Freudentränen rollten über die Wangen des Knaben herab. Nie hatten solche Worte sein Ohr erreicht. Die kleine Agnes schmiegte sich näher an ihn, als wollte sie es ihn fühlen lassen, wie sehr ihre Gefühle mit den seinigen übereinstimmten. Lächelnd ruhten die Blicke des Kapitäns auf den beiden jugendlichen Gesichtern. Aber die finsteren Blicke, die der neben ihm stehende Fischer dem Knaben zuwarf, verrieten nur zu deutlich, dass nur die Gegenwart des Kapitäns dem völligen Ausbruch seiner Wut Maß und Zügel anlegte.
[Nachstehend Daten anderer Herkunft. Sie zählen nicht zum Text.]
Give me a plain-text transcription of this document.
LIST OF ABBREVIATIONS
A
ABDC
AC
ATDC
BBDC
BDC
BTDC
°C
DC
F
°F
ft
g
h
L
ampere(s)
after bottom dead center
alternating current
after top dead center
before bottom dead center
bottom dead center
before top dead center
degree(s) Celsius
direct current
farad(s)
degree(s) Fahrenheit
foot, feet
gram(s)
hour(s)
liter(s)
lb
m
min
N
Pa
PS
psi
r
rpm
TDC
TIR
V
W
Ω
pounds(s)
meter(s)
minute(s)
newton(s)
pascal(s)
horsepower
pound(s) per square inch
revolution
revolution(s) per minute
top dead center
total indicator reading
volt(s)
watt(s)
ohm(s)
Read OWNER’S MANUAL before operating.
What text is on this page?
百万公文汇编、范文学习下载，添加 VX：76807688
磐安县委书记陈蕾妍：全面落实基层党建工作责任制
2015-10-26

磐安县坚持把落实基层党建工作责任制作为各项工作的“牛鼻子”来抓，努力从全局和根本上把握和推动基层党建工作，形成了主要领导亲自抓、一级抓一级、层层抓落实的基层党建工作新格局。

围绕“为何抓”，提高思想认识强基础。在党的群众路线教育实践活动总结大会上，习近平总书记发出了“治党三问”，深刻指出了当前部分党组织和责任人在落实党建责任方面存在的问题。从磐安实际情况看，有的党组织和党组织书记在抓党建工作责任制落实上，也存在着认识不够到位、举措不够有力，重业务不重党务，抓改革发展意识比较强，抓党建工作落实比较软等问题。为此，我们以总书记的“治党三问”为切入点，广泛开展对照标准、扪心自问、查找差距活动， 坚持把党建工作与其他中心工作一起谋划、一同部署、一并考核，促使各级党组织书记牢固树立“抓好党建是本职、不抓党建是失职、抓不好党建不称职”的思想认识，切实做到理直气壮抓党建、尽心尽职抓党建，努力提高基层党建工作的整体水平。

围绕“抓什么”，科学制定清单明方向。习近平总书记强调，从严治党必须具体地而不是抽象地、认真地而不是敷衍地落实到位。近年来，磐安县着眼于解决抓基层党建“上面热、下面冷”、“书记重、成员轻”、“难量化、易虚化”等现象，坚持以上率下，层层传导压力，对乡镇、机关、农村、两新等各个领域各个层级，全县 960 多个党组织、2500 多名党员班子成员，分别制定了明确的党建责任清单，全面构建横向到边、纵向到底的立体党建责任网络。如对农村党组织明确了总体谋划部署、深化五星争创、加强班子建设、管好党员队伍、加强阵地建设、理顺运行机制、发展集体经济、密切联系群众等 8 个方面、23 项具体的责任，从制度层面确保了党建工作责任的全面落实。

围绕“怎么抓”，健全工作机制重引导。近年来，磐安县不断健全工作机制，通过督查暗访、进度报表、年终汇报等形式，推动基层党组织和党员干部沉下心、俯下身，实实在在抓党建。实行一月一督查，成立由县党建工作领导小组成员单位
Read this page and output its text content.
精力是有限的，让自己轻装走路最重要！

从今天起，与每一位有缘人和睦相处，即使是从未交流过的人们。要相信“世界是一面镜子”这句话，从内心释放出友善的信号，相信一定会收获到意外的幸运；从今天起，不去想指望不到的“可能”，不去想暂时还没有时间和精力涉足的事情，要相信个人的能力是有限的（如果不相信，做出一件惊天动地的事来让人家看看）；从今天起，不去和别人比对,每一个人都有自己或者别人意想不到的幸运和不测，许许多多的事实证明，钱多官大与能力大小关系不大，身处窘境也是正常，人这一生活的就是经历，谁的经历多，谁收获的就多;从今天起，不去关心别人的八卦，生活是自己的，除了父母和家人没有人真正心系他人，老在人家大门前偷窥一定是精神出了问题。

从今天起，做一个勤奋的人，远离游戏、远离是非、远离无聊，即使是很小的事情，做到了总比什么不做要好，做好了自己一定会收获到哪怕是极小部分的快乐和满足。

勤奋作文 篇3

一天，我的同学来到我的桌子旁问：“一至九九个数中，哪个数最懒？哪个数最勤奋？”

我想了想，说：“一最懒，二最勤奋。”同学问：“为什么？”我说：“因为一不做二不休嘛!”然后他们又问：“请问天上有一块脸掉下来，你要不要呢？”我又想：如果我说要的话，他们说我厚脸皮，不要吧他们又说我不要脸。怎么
„Es wird, da die Nacht heranrückt, Zeit sein, dass Ihr eure kleine Tochter heimwärts bringt“, hob der Kapitän nach längerem Schweigen wieder an. „Jedenfalls wird Peter mir diese Fische in mein Haus tragen.“

„Aber, Herr Kapitän“, ließ sich der Angeredete vernehmen, „so wahr ich hier frisch und gesund vor euch stehe, ja, so wahr der allmächtige Gott lebt, ich bin gestern nicht in Kittigs Boot gewesen.“

„Warum solche Schwüre?“, unterbrach ihn der Kapitän ernst.

„Ich setze voraus, dass der Kleine sich geirrt hat.“

Noch einen finsteren Seitenblick auf Peter werfend, hob Bolten die kleine Blinde auf seine Schulter und schritt schweigend seinem Haus zu, während der Kapitän, gefolgt von dem Knaben, den schmalen, über Felsen und Klippen führenden Pfad verfolgte, der bis nach Derby-Hafen führte.